Reports: Both parties think other could ‘destroy’ country

Elections 2022

FILE – A person waits in line to vote in the Georgia’s primary election on May 24, 2022, in Atlanta. A new poll shows 71% of voters think the future of the country is at stake when they vote in November’s midterm elections. That’s according to a new poll from The Associated Press-NORC Center for Public Affairs Research. (AP Photo/Brynn Anderson, File)

(NewsNation) — Voter confidence in democracy has hit new lows, with a new NBC poll finding that 80% of Democratic and Republican voters think the opposite party poses a threat that could destroy the country.

While Republicans wait for former President Donald Trump to make an official 2024 campaign announcement, many Democrats are hesitant to fully endorse Biden for a second term.

Meanwhile, there are echoes of Trump’s refusal to accept the results of the 2020 presidential election.
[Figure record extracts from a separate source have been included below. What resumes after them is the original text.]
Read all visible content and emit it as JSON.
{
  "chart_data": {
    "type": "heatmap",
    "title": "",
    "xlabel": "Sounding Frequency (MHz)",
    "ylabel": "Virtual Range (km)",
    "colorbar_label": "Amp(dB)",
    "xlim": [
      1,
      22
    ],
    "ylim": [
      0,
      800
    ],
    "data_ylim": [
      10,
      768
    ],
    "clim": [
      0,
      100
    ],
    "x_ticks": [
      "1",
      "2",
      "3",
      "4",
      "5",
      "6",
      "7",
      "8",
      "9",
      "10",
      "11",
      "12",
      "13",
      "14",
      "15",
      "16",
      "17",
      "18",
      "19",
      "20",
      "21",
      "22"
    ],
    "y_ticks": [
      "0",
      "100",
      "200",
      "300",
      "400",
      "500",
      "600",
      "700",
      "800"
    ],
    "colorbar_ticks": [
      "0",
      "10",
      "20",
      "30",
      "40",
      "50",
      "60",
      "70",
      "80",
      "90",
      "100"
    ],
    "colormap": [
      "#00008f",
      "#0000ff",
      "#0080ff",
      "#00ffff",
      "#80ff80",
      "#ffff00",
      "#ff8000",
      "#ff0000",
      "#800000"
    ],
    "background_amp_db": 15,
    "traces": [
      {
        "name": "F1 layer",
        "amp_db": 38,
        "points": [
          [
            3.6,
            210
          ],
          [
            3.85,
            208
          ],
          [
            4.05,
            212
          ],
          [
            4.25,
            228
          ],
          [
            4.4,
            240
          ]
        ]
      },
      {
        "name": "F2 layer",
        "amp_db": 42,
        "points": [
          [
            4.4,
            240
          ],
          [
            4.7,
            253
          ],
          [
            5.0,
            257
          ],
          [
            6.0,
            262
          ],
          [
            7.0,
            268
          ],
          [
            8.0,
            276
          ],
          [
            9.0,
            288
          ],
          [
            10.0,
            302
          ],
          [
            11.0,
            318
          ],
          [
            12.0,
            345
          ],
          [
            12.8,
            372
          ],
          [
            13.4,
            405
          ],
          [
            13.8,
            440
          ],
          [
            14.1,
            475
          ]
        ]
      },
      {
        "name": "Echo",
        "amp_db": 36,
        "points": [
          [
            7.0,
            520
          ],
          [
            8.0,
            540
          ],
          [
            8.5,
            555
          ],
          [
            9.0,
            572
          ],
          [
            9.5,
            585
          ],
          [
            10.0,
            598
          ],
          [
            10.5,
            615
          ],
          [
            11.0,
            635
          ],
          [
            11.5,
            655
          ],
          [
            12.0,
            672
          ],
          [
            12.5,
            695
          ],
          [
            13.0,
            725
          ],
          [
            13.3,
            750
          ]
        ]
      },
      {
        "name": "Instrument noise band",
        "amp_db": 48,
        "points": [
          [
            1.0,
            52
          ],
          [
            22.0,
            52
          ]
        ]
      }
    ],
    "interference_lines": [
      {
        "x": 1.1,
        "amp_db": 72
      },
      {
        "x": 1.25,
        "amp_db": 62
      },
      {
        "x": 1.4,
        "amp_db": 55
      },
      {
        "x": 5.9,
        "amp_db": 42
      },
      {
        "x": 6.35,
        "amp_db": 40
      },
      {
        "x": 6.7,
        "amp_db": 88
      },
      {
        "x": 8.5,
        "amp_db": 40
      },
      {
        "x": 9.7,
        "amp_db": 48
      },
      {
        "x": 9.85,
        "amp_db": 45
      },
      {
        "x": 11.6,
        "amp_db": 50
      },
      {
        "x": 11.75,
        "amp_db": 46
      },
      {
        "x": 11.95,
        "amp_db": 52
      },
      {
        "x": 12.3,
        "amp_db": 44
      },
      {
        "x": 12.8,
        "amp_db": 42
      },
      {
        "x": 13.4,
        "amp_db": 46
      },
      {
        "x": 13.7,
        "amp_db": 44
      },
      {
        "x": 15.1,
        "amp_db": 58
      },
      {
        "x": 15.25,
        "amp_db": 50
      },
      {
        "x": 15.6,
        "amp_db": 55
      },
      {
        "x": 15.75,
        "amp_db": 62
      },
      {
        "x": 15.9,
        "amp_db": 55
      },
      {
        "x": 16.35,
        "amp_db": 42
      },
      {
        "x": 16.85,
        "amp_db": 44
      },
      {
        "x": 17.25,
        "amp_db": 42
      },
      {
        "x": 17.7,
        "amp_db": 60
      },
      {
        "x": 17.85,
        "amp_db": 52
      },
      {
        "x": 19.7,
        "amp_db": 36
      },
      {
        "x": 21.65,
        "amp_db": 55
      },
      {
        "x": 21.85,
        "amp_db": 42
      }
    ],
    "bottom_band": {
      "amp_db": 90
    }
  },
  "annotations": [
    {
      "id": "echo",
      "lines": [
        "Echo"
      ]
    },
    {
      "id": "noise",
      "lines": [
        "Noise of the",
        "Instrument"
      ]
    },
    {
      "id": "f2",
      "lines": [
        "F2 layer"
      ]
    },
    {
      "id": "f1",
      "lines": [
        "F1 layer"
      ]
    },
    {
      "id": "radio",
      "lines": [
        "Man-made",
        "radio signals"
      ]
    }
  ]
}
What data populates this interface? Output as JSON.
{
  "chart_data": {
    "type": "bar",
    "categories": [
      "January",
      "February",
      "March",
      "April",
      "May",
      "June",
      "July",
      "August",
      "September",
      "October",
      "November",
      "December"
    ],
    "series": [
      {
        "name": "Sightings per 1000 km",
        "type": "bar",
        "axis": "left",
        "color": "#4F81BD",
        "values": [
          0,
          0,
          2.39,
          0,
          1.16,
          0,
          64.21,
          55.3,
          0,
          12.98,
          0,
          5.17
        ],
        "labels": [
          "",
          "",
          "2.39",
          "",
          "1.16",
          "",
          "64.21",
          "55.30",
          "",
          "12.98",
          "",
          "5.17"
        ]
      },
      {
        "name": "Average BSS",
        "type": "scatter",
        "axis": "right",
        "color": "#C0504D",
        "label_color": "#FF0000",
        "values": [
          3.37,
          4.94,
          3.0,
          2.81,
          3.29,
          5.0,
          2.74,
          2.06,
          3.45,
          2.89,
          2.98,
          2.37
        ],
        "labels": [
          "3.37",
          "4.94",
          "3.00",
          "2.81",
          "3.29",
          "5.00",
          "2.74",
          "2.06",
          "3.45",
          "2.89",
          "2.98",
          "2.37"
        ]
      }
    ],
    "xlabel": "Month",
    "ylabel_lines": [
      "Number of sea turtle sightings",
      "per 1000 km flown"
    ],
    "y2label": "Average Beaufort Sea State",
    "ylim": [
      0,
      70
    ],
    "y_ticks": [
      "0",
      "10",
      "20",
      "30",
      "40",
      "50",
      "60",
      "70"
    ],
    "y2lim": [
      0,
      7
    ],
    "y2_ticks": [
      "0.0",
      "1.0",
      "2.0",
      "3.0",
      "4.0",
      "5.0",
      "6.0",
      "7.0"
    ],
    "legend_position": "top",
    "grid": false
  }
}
Kari Lake, Republican candidate for Arizona governor, stopped short of committing to accepting the results of her election unless she wins.

Lake is one of dozens of candidates running nationwide who, like Trump, publicly deny the 2020 election was legitimate.

Some Democrats fear those candidates might sow doubt about their own elections in 2022 or refuse to certify legitimate election results in 2024.

Democrat Stacey Abrams never officially conceded her 2018 loss in the Georgia governor’s race, arguing the voting rules disadvantaged her campaign. Unlike Trump, Abrams never claimed fraud occurred and never spearheaded any effort to overturn the results.

There is no evidence of widespread fraud, cheating or manipulation of voting machines in the 2020 election. Exhaustive reviews in the states disputed by Trump upheld Democratic President Joe Biden’s win, and legal challenges pursued by the former president and his allies were rejected by numerous judges, including ones appointed by Republicans.

That hasn’t stopped conspiracy theories that have spread over the last two years, fueled by Trump, allies including MyPillow CEO Mike Lindell and a crop of Republican candidates seeking office this year.

The Associated Press contributed to this report.